The only thing keeping me from that are three things: 1) a new homestudy which will take 3-4 months to complete, 2) an okay by the committee responsible for picking the families for the children (there may be other families interested in those kids - the committee chooses who they think would be best for the children), and 3) most importantly, my husband's okay. You see, Dave has always said he only wants 2 children even though I've always said I wanted 3. But I agreed to only have 2, that is until we decided to adopt. I've told him that if we adopt we need to do it twice, so that the children could have someone else to "relate" to, someone who knows what they're going thru. Also, I didn't want our kids to be called "the adopted kid" and "the biological kid." But this reasoning still hasn't changed Dave's mind so why would he change his mind now?
After we got done with the book I couldn't help flipping back to the page that had tugged at my heart. I had one last look with Dave before giving the book back.

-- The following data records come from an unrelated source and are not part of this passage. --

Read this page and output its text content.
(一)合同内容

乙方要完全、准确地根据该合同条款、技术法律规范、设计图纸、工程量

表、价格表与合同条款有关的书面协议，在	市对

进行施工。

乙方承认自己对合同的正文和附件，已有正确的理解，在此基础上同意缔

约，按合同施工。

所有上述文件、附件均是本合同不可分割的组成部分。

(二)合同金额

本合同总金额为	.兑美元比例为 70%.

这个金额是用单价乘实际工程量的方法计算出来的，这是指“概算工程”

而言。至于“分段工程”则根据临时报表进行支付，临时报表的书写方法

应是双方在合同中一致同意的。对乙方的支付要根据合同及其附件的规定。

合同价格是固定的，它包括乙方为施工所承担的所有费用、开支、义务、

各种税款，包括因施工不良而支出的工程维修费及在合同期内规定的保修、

We then spent the next hour and a half listening to a woman from Bethany talk about the thousands of children in the MI foster care system who need a family. It's so sad and I felt like I should want to adopt thru MI but I kept thinking of the kids in Oregon.
We were barely out the door at the end of the meeting when I asked Dave, "So, what do you think?" As I suspected, he was as ready as I was to pursue an Oregon foster care adoption! On the drive home I reminded him of the little boy and girl in the wagon and asked what he thought about them. To my surprise, he didn't immediately say no. In fact, he asked a couple questions that lead me to believe he isn't totally opposed to the idea!
We have already submitted our pre-application and we will now wait to be contacted about the next steps. There are a lot of unknowns, like whether or not that brother and sister will still be available by the time we get thru with the homestudy process. We don't know. As always, only God knows what will happen. But I do know one thing, last week I was feeling sad and wrote this in my journal: "I wish our path was clear to both Dave and I. Lord, please give us direction. Please give us the strength to get thru the wait and the peace with whatever path you choose for us." Wow, did He ever answer that prayer (and then some)! Isn't God amazing?!!! Not only do we have direction but where I was once filled with worry and despair, I am now filled with hope and excitement! Glory to God!